Divieto del patto leonino: esclusione assoluta e costante del socio dagli utili o dalle perdite

28 Dicembre 2023

La Corte di Cassazione, con ordinanza n. 25594 del 1° settembre 2023, è tornata a pronunciarsi in tema di patto leonino, precisandone in modo chiaro i presupposti e confermando un orientamento che, ad oggi, può indubbiamente essere considerato prevalente.

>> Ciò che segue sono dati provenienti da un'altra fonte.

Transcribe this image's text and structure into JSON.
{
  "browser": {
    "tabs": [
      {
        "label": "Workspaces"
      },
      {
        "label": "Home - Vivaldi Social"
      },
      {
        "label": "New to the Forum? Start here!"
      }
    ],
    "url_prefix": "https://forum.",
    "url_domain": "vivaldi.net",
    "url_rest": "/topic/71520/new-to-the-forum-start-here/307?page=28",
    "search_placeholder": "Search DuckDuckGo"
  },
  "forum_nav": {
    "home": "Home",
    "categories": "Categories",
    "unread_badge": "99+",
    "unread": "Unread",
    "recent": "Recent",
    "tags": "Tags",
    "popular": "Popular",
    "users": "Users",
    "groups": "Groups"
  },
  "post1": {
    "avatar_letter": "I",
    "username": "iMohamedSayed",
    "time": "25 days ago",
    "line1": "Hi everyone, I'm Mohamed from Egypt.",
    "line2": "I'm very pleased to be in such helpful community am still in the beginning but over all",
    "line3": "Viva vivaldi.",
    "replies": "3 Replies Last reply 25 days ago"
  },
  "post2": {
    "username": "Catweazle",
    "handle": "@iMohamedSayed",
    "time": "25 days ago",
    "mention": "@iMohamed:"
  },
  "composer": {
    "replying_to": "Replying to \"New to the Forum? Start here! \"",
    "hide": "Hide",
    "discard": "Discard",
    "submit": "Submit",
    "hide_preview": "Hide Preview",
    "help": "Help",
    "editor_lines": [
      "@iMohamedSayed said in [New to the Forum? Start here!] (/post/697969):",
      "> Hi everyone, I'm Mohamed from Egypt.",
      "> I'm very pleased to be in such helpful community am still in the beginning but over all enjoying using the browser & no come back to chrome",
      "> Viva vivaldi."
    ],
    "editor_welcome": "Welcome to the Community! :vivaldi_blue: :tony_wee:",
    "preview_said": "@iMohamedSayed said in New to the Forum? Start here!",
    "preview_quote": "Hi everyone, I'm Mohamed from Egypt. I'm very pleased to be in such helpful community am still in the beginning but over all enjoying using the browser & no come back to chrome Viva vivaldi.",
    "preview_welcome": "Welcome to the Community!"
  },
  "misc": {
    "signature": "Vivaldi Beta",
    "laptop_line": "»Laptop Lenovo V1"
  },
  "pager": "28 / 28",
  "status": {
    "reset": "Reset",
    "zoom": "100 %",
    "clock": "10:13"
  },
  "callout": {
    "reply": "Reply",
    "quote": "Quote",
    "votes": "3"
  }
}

Nell’ordinanza, i giudici della Suprema Corte hanno ribadito che il divieto di patto leonino ex art. 2265 c.c., estensibile a tutte le forme societarie, presuppone l’esistenza di una clausola statutaria volta ad escludere in modo totale e costante uno o più soci dalla partecipazione al rischio d’impresa o agli utili, non rilevando, al contrario, esclusioni parziali o temporanee, originate da circostanze estranee al contratto sociale.

La vicenda trae origine dall’esclusione di una S.p.A. dalla partecipazione al rischio di impresa e agli utili di gestione del consorzio di cui era parte congiuntamente ad altre società. L’estromissione era stata determinata da un precedente lodo arbitrale pronunciato in merito agli effetti di un accordo concluso tra un organo del consorzio e soggetti terzi, riguardante le suddette società consorziate e non approvato, né ratificato dalla S.p.A., in seguito esclusa.

Le impugnazioni del lodo, proposte da entrambe le parti, sono state rigettate dalla Corte d’Appello di Milano con sentenza del 14 dicembre 2018, n. 5630. La vicenda è giunta quindi dinanzi alla Corte di Cassazione, la quale è stata chiamata a valutare, inter alia, la legittimità della sentenza impugnata nella parte in cui era stata esclusa la nullità del lodo arbitrale per contrasto con il divieto del patto leonino. Sul punto, il consorzio controricorrente ha osservato che la ritenuta inopponibilità dell’accordo alla S.p.A. abbia comportato una vera e propria modificazione dello statuto consortile, andando ad escludere la medesima dalle perdite e dagli utili prodotti dall’attività svolta nel periodo successivo al lodo, in contrasto con le clausole statutarie che prevedevano la partecipazione pro quota di ciascun consorziato ai benefici e oneri dell’attività del consorzio.

Pronunciandosi sul motivo in esame, la Suprema Corte ha evidenziato come tale esclusione della S.p.A. dalla partecipazione ai risultati economici della gestione del consorzio, non contrasti con il principio di ordine pubblico desumibile dall'art. 2265 cod. civ., non trattandosi di un effetto direttamente ricollegabile ad un patto intervenuto tra le imprese consorziate, bensì al giudicato formatosi in ordine al lodo precedentemente pronunciato tra le parti, il quale aveva a sua volta statuito sugli effetti di un accordo concluso con terzi da un organo del consorzio, in contrasto con la volontà di una consorziata e da lei non ratificato.

La Corte ha dunque ribadito i presupposti necessari affinché possa configurarsi il divieto del patto leonino posto dall’art. 2265 cod. civ., chiarendo come esso sia estendibile a tutti i tipi di società, indipendentemente dalla modalità con cui nel concreto si declina, in quanto volto a “preservare la purezza della causa societatis”. In seconda battuta, i giudici hanno osservato la necessità di una situazione statutaria che legittimi il patto medesimo, ponendo in seguito l’accento sul fatto che l’esclusione dagli utili o dalle perdite debba potersi qualificare in termini di assolutezza e costanza.

Con riferimento al primo requisito, l’esclusione del socio, persona fisica o società, deve riguardare “ogni partecipazione agli utili o alle perdite”. Pertanto, la previsione di una partecipazione parziale o proporzionalmente inferiore rispetto a quella degli altri soci non configurerebbe un patto leonino. Circa il requisito della costanza, la Corte ha ribadito che l’esclusione del socio non deve risultare occasionale, non potendosi riferire solamente ad un “periodo circoscritto”, dovendo invece essere tale da comportare una stabile ed effettiva alterazione dello status del socio all’interno della compagine sociale.

Sulla scorta di tali considerazioni, i giudici della Suprema Corte hanno dunque escluso la sussistenza dei richiamati presupposti nella fattispecie in esame, in piena continuità con i precedenti di legittimità dell’ultimo decennio.